An American Student Riding Out COVID-19 Abroad< < Back to
NORTH CANTON, Ohio– On March 12, President Donald Trump announced the suspension of travel from the U.S. to Europe. The announcement caused Americans abroad to rush home, but some citizens decided to stay overseas. Hillsdale College student Madi Vandegrift is one of those Americans who chose to stay.
When Vandegrift left the United States for Germany in late February, she, like many Americans, was not too concerned about contracting COVID-19.
“I really didn’t think it was that big of a deal,” she said. “Not that it shouldn’t be taken seriously, but it would not affect me or my experience over there.”
But, that would change in a few weeks with cases of COVID-19 rising around the globe. But, for Vandegrift, the announcement of the travel ban was what caused her to panic.
“I could not focus that entire day,” she said. “I was like, well, okay, what am I supposed to do.”
Vandegrift, an accounting major, said her immediate thought was to look at numbers. So, she compared the number of cases in Saarbrücken, Germany, where she is studying, and Ohio. On March 12, the number of cases in Ohio and the number of cases in Saarbrücken were similar. So, Vandegrift decided to stay rather than risk catching the virus on a plane.
“It wouldn’t be like I would be leaving a really terrible area and going to a safer place,” she said.
Still, the decision to stay was hard for Vandegrift, but she said she learned from the experience.
“It was very tough because it was a decision I had to make on my own, and I didn’t have anyone telling me,” Vandegrift said. “But, it was a big learning curve for me to really see how I could overcome this challenge.”
In the weeks since the travel-ban announcement, the number of COVID-19 cases has grown in Germany, and the country has started to take precautions. Saarland, the state where Saarbrücken is located, is small, Vandegrift said, but has still taken the same precautions as the rest of the world.
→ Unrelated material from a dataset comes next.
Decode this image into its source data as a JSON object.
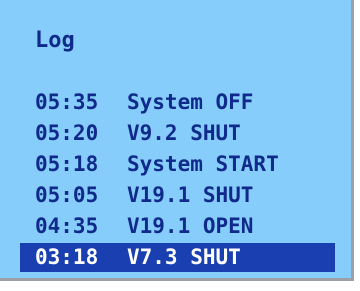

All non-essential businesses are closed, and a shelter-in-place order went into effect last Friday. Borders have also closed, Vandegrift said.
While public transportation is still running, Vandegrift said changes have been made to keep drivers safe. She said drivers now have a curtain separating them from the rest of the bus, and riders enter in through the back. She also said tickets are now based on an honor system to help limit contact.
Vandegrift said she is now taking the pandemic seriously and is taking necessary precautions. But, she said she’s been disappointed with her fellow college students’ actions back home in the U.S. who, she feels, may not understand the current health crisis.
“It’s been really disheartening to see a lot of my friends or other people I know back home to take this time to go on vacations or anything like that and not take it as seriously,” Vandegrift said.
Vandegrift said she is now waiting for her German university to begin its semester, and then, she will decide whether to return home. Until then, Vandegrift said she has been taking online classes with Hillsdale and watching Netflix. But, she also said that she has learned a lot about other cultures through her roommates, who are Italian. Together, they have been cooking and sharing details about their home lives. Vandegrift said this has been the bright spot during these uncertain times.
“This is really bringing us closer together even though there may be a language barrier or a language gap,” she said. “I think it’s really beautiful to see how humanity comes together in times of crisis.”